I think it is important to spend a few moments pondering just what happened on November 8, a date that might turn out to be one of the most important in human history, depending on how we react.
The most important news of November 8 was barely noted, a fact of some significance in itself.
On November 8, the World Meteorological Organization (WMO) delivered a report at the international conference on climate change in Morocco (COP22) which was called in order to carry forward the Paris agreement of COP21. The WMO reported that the past five years were the hottest on record. It reported rising sea levels, soon to increase as a result of the unexpectedly rapid melting of polar ice, most ominously the huge Antarctic glaciers. Already, Arctic sea ice over the past five years is 28 percent below the average of the previous 29 years, not only raising sea levels, but also reducing the cooling effect of polar ice reflection of solar rays, thereby accelerating the grim effects of global warming. The WMO reported further that temperatures are approaching dangerously close to the goal established by COP21, along with other dire reports and forecasts.
Another event took place on November 8, which also may turn out to be of unusual historical significance for reasons that, once again, were barely noted.

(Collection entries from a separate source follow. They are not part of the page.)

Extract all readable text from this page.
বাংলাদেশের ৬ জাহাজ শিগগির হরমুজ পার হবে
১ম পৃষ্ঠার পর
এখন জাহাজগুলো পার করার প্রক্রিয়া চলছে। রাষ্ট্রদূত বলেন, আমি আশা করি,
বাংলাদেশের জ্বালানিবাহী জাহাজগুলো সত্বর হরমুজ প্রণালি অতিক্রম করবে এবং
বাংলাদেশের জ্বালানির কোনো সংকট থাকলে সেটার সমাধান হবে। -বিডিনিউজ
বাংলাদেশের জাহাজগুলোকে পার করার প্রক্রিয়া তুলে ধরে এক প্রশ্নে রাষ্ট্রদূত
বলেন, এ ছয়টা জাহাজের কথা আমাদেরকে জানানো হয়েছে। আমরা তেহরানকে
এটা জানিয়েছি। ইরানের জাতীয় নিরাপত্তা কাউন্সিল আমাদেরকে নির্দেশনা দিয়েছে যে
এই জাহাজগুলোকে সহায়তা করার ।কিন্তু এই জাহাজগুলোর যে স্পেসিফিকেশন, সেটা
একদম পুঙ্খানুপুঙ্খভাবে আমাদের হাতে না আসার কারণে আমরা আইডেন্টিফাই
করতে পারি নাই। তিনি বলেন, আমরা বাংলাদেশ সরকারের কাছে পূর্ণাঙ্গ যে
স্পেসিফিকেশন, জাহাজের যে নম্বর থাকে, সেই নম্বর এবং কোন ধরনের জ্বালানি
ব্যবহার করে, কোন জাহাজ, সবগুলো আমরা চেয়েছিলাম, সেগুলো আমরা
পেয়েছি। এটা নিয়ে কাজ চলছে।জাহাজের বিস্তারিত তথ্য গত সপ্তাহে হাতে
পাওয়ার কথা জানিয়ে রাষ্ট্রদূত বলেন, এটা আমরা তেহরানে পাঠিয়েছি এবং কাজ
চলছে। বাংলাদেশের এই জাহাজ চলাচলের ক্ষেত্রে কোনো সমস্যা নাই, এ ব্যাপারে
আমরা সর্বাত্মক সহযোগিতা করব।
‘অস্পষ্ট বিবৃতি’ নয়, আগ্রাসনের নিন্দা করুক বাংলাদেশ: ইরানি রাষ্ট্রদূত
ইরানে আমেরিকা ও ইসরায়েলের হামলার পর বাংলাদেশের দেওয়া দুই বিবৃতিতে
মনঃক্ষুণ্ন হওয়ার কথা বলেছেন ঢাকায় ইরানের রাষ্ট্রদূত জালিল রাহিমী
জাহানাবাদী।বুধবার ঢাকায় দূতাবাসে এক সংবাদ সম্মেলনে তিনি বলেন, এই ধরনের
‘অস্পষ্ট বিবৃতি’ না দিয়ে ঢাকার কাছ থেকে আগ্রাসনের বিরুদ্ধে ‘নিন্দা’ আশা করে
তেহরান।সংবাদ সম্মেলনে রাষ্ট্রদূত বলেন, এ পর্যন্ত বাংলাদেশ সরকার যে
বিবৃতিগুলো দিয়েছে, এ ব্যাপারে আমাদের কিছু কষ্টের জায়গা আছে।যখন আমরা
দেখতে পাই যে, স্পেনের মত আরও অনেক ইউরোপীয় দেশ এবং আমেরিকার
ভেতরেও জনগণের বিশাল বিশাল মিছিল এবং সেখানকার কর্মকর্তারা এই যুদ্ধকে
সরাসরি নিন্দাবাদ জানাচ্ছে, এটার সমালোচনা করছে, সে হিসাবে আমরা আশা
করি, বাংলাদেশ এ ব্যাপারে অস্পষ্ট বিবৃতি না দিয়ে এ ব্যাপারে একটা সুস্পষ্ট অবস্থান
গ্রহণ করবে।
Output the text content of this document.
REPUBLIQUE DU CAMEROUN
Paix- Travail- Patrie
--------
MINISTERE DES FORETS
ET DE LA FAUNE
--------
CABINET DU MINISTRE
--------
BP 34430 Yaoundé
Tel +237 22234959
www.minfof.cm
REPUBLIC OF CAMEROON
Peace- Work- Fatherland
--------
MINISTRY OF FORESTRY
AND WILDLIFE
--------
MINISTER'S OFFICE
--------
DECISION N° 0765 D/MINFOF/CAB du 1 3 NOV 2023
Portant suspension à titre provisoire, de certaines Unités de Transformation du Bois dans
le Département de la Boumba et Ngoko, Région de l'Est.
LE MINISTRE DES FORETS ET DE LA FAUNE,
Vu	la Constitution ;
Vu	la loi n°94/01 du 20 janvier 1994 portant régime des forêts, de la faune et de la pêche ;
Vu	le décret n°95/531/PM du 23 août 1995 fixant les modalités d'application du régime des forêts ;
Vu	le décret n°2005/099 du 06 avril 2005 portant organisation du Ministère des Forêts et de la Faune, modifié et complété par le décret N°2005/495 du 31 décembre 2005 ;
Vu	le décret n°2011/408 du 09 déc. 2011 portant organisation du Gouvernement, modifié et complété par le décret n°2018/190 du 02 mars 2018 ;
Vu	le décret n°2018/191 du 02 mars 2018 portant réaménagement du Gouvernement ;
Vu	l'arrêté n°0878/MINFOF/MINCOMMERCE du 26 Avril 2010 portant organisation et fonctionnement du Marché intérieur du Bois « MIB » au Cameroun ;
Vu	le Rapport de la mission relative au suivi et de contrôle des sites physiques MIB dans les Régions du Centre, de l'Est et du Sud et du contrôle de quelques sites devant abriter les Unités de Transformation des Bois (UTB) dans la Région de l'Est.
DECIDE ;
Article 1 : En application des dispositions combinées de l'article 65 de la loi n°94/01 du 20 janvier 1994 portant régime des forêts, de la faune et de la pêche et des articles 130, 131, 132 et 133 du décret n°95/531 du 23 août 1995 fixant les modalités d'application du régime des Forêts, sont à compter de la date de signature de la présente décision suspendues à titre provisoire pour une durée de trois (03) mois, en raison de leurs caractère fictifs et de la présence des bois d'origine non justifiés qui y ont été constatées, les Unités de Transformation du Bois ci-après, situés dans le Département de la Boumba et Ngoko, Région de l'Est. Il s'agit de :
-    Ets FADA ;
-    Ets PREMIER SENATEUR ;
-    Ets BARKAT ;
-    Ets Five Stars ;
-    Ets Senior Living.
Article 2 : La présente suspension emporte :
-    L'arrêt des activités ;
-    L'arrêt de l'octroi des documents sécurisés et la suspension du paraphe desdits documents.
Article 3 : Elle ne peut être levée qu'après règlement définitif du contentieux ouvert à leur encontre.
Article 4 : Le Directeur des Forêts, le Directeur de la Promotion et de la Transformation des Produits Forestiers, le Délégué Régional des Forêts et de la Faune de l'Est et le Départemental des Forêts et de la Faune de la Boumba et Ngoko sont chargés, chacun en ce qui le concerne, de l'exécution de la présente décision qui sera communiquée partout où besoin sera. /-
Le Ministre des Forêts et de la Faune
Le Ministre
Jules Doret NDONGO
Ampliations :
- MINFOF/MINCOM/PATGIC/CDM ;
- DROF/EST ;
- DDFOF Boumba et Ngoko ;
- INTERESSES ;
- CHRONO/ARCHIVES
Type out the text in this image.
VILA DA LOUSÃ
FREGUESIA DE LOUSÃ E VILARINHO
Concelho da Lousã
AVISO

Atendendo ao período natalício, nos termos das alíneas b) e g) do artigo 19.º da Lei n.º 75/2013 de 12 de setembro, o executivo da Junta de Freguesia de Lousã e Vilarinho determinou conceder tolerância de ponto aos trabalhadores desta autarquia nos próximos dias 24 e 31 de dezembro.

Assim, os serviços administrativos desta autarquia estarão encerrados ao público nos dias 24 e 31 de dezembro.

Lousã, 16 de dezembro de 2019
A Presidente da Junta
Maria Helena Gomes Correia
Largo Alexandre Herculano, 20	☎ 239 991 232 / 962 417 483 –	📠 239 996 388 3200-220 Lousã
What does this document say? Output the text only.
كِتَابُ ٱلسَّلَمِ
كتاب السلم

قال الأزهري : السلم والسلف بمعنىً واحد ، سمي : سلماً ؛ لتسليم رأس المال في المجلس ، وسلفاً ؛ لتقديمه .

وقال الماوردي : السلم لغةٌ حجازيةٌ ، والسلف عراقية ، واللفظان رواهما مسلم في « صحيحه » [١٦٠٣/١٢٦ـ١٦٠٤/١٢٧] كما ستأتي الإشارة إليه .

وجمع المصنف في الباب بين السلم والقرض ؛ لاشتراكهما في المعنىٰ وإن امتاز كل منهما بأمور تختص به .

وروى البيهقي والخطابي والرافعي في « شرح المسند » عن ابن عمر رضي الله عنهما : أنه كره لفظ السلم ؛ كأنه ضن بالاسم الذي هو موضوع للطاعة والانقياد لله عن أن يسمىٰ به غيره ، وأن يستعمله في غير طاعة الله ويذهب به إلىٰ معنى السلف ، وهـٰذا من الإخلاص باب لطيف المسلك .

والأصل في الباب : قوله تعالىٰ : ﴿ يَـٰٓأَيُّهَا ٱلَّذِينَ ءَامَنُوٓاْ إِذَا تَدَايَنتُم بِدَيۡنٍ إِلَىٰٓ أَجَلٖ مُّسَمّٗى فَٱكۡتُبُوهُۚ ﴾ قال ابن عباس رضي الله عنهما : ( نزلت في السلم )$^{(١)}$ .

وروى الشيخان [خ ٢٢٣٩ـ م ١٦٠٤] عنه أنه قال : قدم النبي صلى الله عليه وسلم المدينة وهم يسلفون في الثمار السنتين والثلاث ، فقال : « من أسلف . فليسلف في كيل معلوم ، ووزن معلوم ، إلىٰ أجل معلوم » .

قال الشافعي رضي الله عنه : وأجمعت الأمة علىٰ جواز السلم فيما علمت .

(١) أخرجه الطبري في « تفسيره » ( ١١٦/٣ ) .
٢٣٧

On November 8, the most powerful country in world history, which will set its stamp on what comes next, had an election. The outcome placed total control of the government -- executive, Congress, the Supreme Court -- in the hands of the Republican Party, which has become the most dangerous organization in world history.
Apart from the last phrase, all of this is uncontroversial. The last phrase may seem outlandish, even outrageous. But is it? The facts suggest otherwise. The Party is dedicated to racing as rapidly as possible to destruction of organized human life. There is no historical precedent for such a stand.
Is this an exaggeration? Consider what we have just been witnessing.
During the Republican primaries, every candidate denied that what is happening is happening -- with the exception of the sensible moderates, like Jeb Bush, who said it's all uncertain, but we don't have to do anything because we're producing more natural gas, thanks to fracking. Or John Kasich, who agreed that global warming is taking place, but added that "we are going to burn [coal] in Ohio and we are not going to apologize for it."
The winning candidate, now the president-elect, calls for rapid increase in use of fossil fuels, including coal; dismantling of regulations; rejection of help to developing countries that are seeking to move to sustainable energy; and in general, racing to the cliff as fast as possible.
Trump has already taken steps to dismantle the Environmental Protection Agency (EPA) by placing in charge of the EPA transition a notorious (and proud) climate change denier, Myron Ebell. Trump's top adviser on energy, billionaire oil executive Harold Hamm, announced his expectations, which were predictable: dismantling regulations, tax cuts for the industry (and the wealthy and corporate sector generally), more fossil fuel production, lifting Obama's temporary block on the Dakota Access pipeline. The market reacted quickly. Shares in energy corporations boomed, including the world's largest coal miner, Peabody Energy, which had filed for bankruptcy, but after Trump's victory, registered a 50 percent gain.
The effects of Republican denialism had already been felt. There had been hopes that the COP21 Paris agreement would lead to a verifiable treaty, but any such thoughts were abandoned because the Republican Congress would not accept any binding commitments, so what emerged was a voluntary agreement, evidently much weaker.
Effects may soon become even more vividly apparent than they already are. In Bangladesh alone, tens of millions are expected to have to flee from low-lying plains in coming years because of sea level rise and more severe weather, creating a migrant crisis that will make today's pale in significance. With considerable justice, Bangladesh's leading climate scientist says that "These migrants should have the right to move to the countries from which all these greenhouse gases are coming. Millions should be able to go to the United States." And to the other rich countries that have grown wealthy while bringing about a new geological era, the Anthropocene, marked by radical human transformation of the environment. These catastrophic consequences can only increase, not just in Bangladesh, but in all of South Asia as temperatures, already intolerable for the poor, inexorably rise and the Himalayan glaciers melt, threatening the entire water supply. Already in India, some 300 million people are reported to lack adequate drinking water. And the effects will reach far beyond.
It is hard to find words to capture the fact that humans are facing the most important question in their history -- whether organized human life will survive in anything like the form we know -- and are answering it by accelerating the race to disaster.
Similar observations hold for the other huge issue concerning human survival: the threat of nuclear destruction, which has been looming over our heads for 70 years and is now increasing.
It is no less difficult to find words to capture the utterly astonishing fact that in all of the massive coverage of the electoral extravaganza, none of this receives more than passing mention. At least I am at a loss to find appropriate words.